Tuesday, March 19, 2013

Tidbits from "History of the Towns of Rensselaer County"

Page 117:
... When the declaration of Independence was received...
Much deprivation and suffering were in every part of the county.  Every able-bodied man was serving his country, either at home or abroad.  The lands were neglected, families left in want, but all was with a willing heart for independence.  The women did not withhold; they applied their hands to the tilling of the lands, etc., to keep a starving family alive, and a famishing soldier.

THE NAMES OF THE FIRST SETTLERS
Godfrey Brimmer is accorded the honor of being the first settler located on the territory now embraced within the boundaries of the town of Berlin.  He is said to have made his home in the northern part of this portion of the manor of Rensselaerwyck as early as the year 1765.  Reuben Bonesteel came shortly afterwards.  In 1769 Peter Simmons, Jacob O. Cropsey and Joseph Green were numbered among the persons occupying farms in this part of the county.  Col.
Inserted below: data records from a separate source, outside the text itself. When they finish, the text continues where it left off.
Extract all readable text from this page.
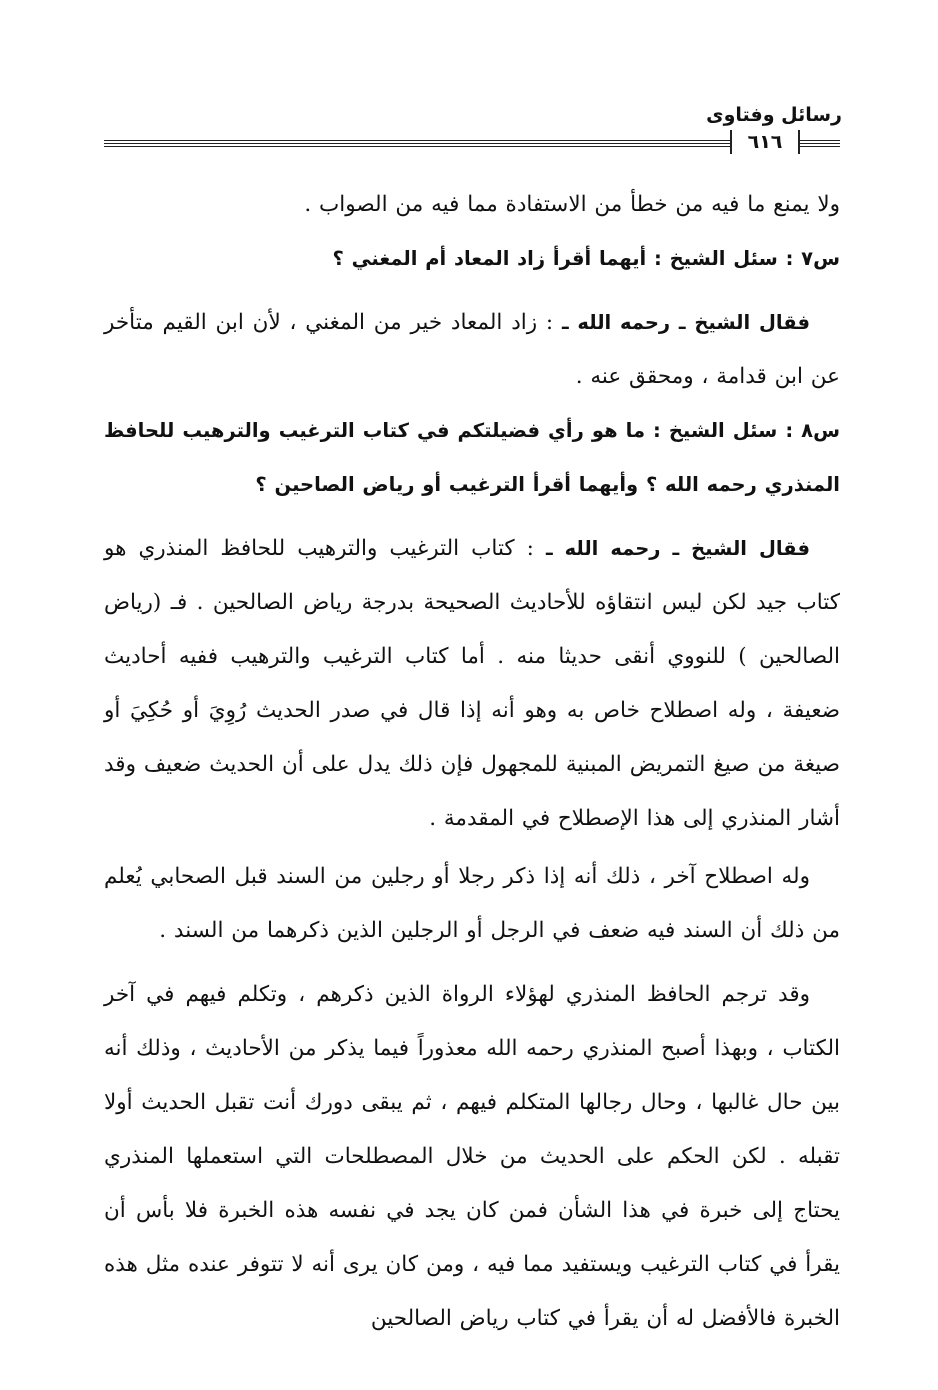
رسائل وفتاوى
٦١٦

ولا يمنع ما فيه من خطأ من الاستفادة مما فيه من الصواب .

س٧ : سئل الشيخ : أيهما أقرأ زاد المعاد أم المغني ؟

فقال الشيخ ـ رحمه الله ـ : زاد المعاد خير من المغني ، لأن ابن القيم متأخر عن ابن قدامة ، ومحقق عنه .

س٨ : سئل الشيخ : ما هو رأي فضيلتكم في كتاب الترغيب والترهيب للحافظ المنذري رحمه الله ؟ وأيهما أقرأ الترغيب أو رياض الصاحين ؟

فقال الشيخ ـ رحمه الله ـ : كتاب الترغيب والترهيب للحافظ المنذري هو كتاب جيد لكن ليس انتقاؤه للأحاديث الصحيحة بدرجة رياض الصالحين . فـ (رياض الصالحين ) للنووي أنقى حديثا منه . أما كتاب الترغيب والترهيب ففيه أحاديث ضعيفة ، وله اصطلاح خاص به وهو أنه إذا قال في صدر الحديث رُوِيَ أو حُكِيَ أو صيغة من صيغ التمريض المبنية للمجهول فإن ذلك يدل على أن الحديث ضعيف وقد أشار المنذري إلى هذا الإصطلاح في المقدمة .

وله اصطلاح آخر ، ذلك أنه إذا ذكر رجلا أو رجلين من السند قبل الصحابي يُعلم من ذلك أن السند فيه ضعف في الرجل أو الرجلين الذين ذكرهما من السند .

وقد ترجم الحافظ المنذري لهؤلاء الرواة الذين ذكرهم ، وتكلم فيهم في آخر الكتاب ، وبهذا أصبح المنذري رحمه الله معذوراً فيما يذكر من الأحاديث ، وذلك أنه بين حال غالبها ، وحال رجالها المتكلم فيهم ، ثم يبقى دورك أنت تقبل الحديث أولا تقبله . لكن الحكم على الحديث من خلال المصطلحات التي استعملها المنذري يحتاج إلى خبرة في هذا الشأن فمن كان يجد في نفسه هذه الخبرة فلا بأس أن يقرأ في كتاب الترغيب ويستفيد مما فيه ، ومن كان يرى أنه لا تتوفر عنده مثل هذه الخبرة فالأفضل له أن يقرأ في كتاب رياض الصالحين
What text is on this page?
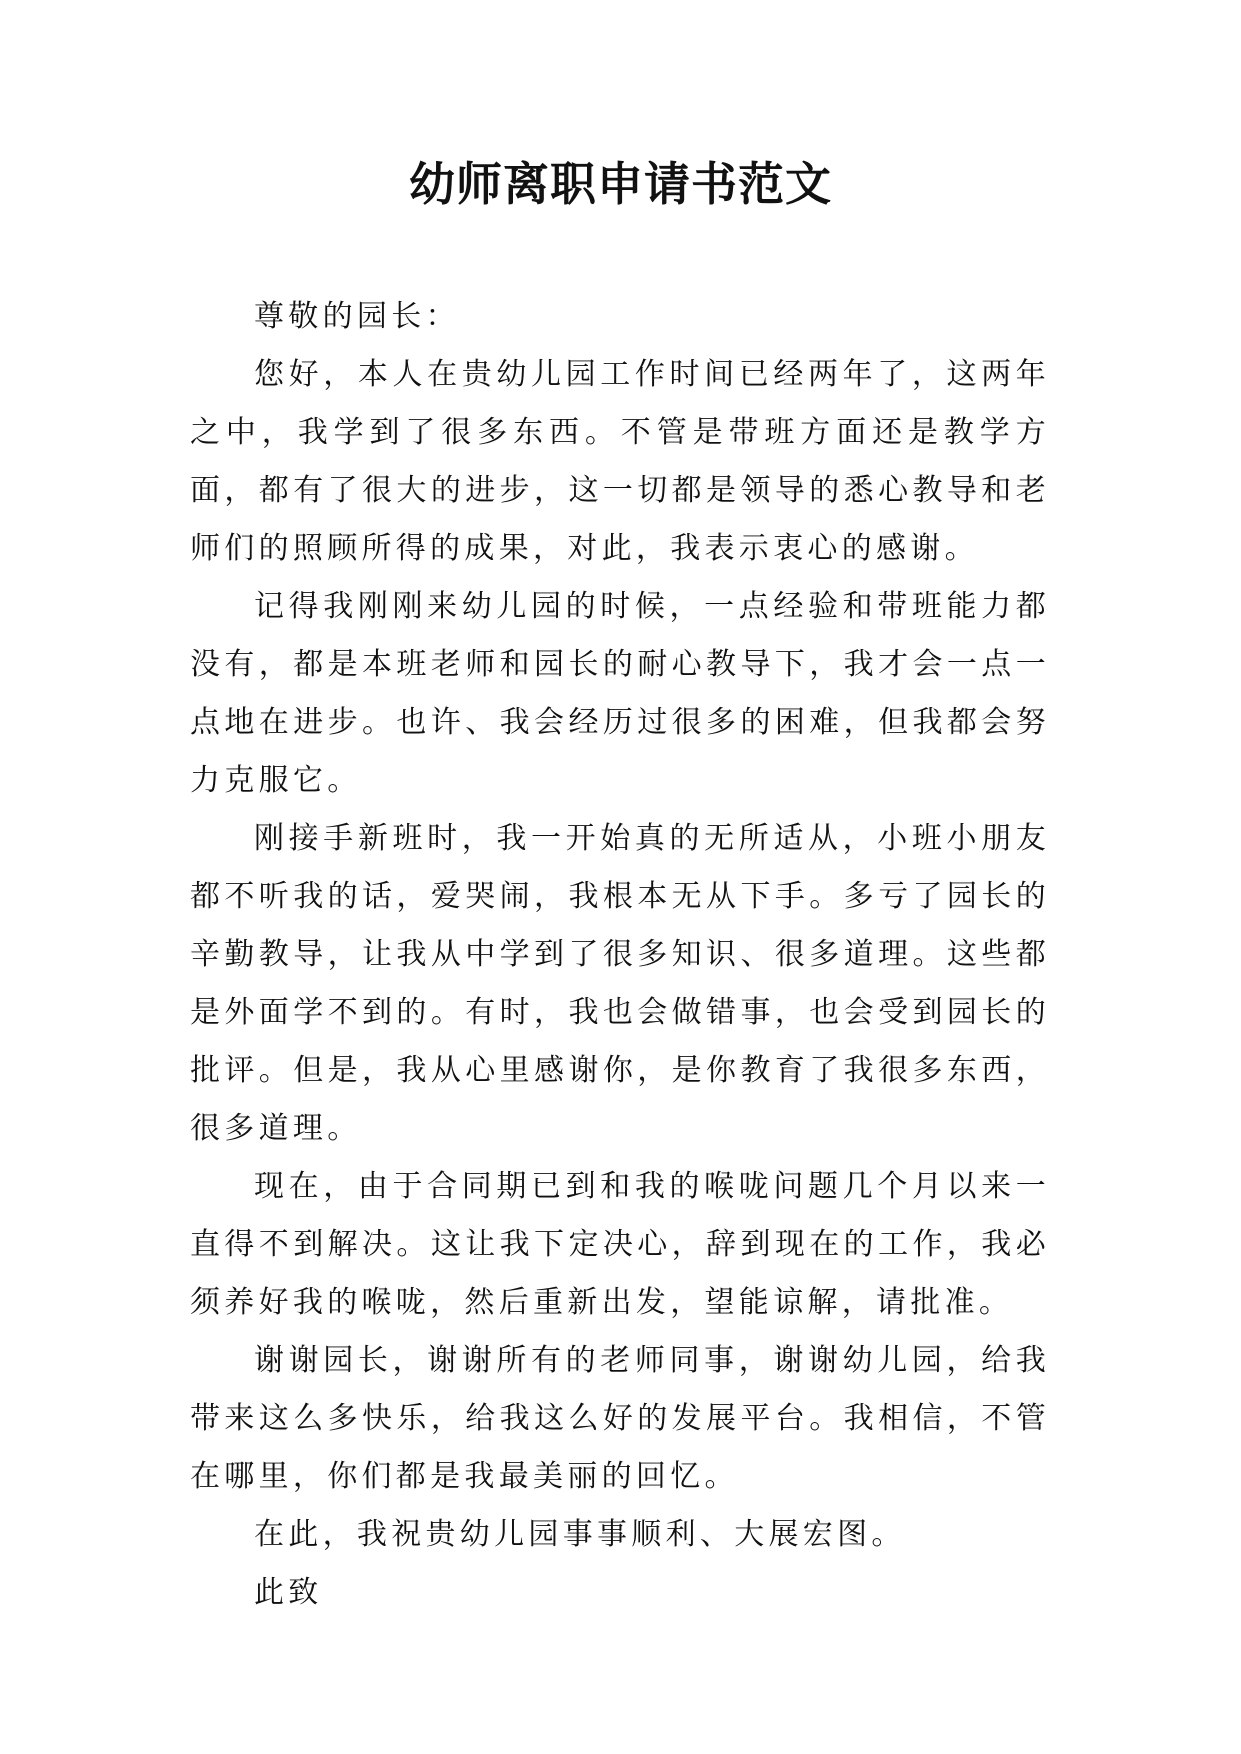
幼师离职申请书范文

尊敬的园长：

您好，本人在贵幼儿园工作时间已经两年了，这两年之中，我学到了很多东西。不管是带班方面还是教学方面，都有了很大的进步，这一切都是领导的悉心教导和老师们的照顾所得的成果，对此，我表示衷心的感谢。

记得我刚刚来幼儿园的时候，一点经验和带班能力都没有，都是本班老师和园长的耐心教导下，我才会一点一点地在进步。也许、我会经历过很多的困难，但我都会努力克服它。

刚接手新班时，我一开始真的无所适从，小班小朋友都不听我的话，爱哭闹，我根本无从下手。多亏了园长的辛勤教导，让我从中学到了很多知识、很多道理。这些都是外面学不到的。有时，我也会做错事，也会受到园长的批评。但是，我从心里感谢你，是你教育了我很多东西，很多道理。

现在，由于合同期已到和我的喉咙问题几个月以来一直得不到解决。这让我下定决心，辞到现在的工作，我必须养好我的喉咙，然后重新出发，望能谅解，请批准。

谢谢园长，谢谢所有的老师同事，谢谢幼儿园，给我带来这么多快乐，给我这么好的发展平台。我相信，不管在哪里，你们都是我最美丽的回忆。

在此，我祝贵幼儿园事事顺利、大展宏图。

此致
Caleb Bentley took to farming in the northern and Thomas Sweet  in the southern part about this time.  Paul Braman, James and Daniel Dennison, Nathaniel Niles, Peleg Thomas and Joshua Whitford were also early settlers.

Nelson Hull in his reminiscensces thus refers to the tide of emigration in this vicinity:

After the revolution new settlers began to come in and enlarge the boundaries of cultivation.  MEchanical arts began to increase.  A saw miss was built near the year 1780 by Amos Sweet, in the hollow east of the Christian chapel.  A blacksmith shop was opened by Thomas Sweet, on the east side of the road, a short distance north of Sweet's Corners.  This was much earlier than the above date.

The early inhabitants of the country were generally quite healthy and athletic, but a doctor was fit to settle here, whether for weal or woe, near the year 1775 - Dr. John Forbes - at Sweet's Corners.

The first frame house in the present limits of the town of Berlin was built by Daniel Hull, near the close of the revolution, on the same ground where now resides Daniel J. Hull.

In 1813 an epidemic made its appearance in the valley of the Hoosick and swept through the country like a tornado.  *** There was little or no exception as to age; the young and the athletic fell before the destroyer.  Mourning was in almost every house; but few families escaped.